At the United Nations, the debate on the future of an independent Namibia continues with increasing controversy over the sovereignty of Walvis Bay.
At the United Nations, the debate on the future of an independent Namibia continues with increasing controversy over the sovereignty of Walvis Bay. South Africa claims the port as its own territory, but the South West African People's Organisation (SWAPO) insist the vital port region must be an integral part of any future Namibia.
SYNOPSIS: In a tense address to the General Assembly, Abdel Aziz Maoui, the head of the Algerian U.N. delegation launched an attack on the western plan for Namibia's independence. Under this plan, the issue of Walvis Bay is to be settled at a future date between the South African government and an independent Namibia. Mr. Maoui said that such a scheme undermined the real aims of the Namibian people, and the five countries who negotiated it (U.S.A., Great Britain, France, Canada and West Germany) were attempting to force the people of Namibia into an unacceptable solution.

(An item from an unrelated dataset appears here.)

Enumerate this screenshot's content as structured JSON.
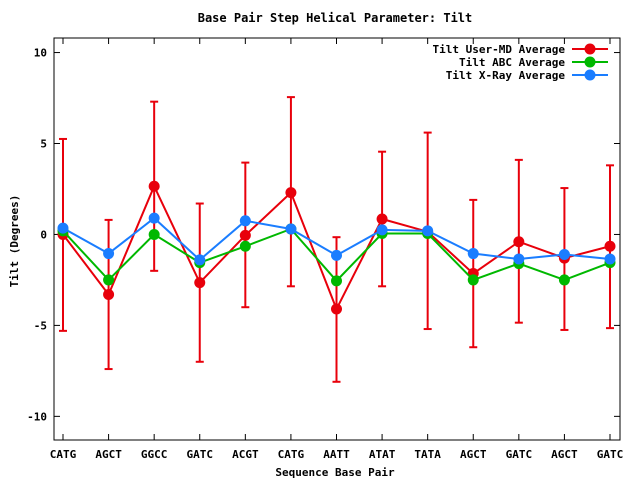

Zaire's permanent representative to the U.N., Mr. Kabeya Wa Mukeba, found the western plan more acceptable. He told then assembly that, like most human creations, had its imperfections, but he believed it was a good basis on which negotiations could continue.
On the problem of Walvis Bay, Mr. Makeba said it was a complex situation that needed to be cleared up as soon as possible. Only when it was clarified whether the port region belonged to South Africa or Namibia could the discussions about independence have any real credibility. He also said that it was the duty of the United Nations to ensure peace was maintained during the interim transitional period towards full independence. The Western plan -- drawn up by the United States, Great Britain, Canada, France and West Germany -- calls for an interim administration run by the U.N. This would prepare the ground for free elections in the country , once all but 1,500 of the occupying South African troops had left.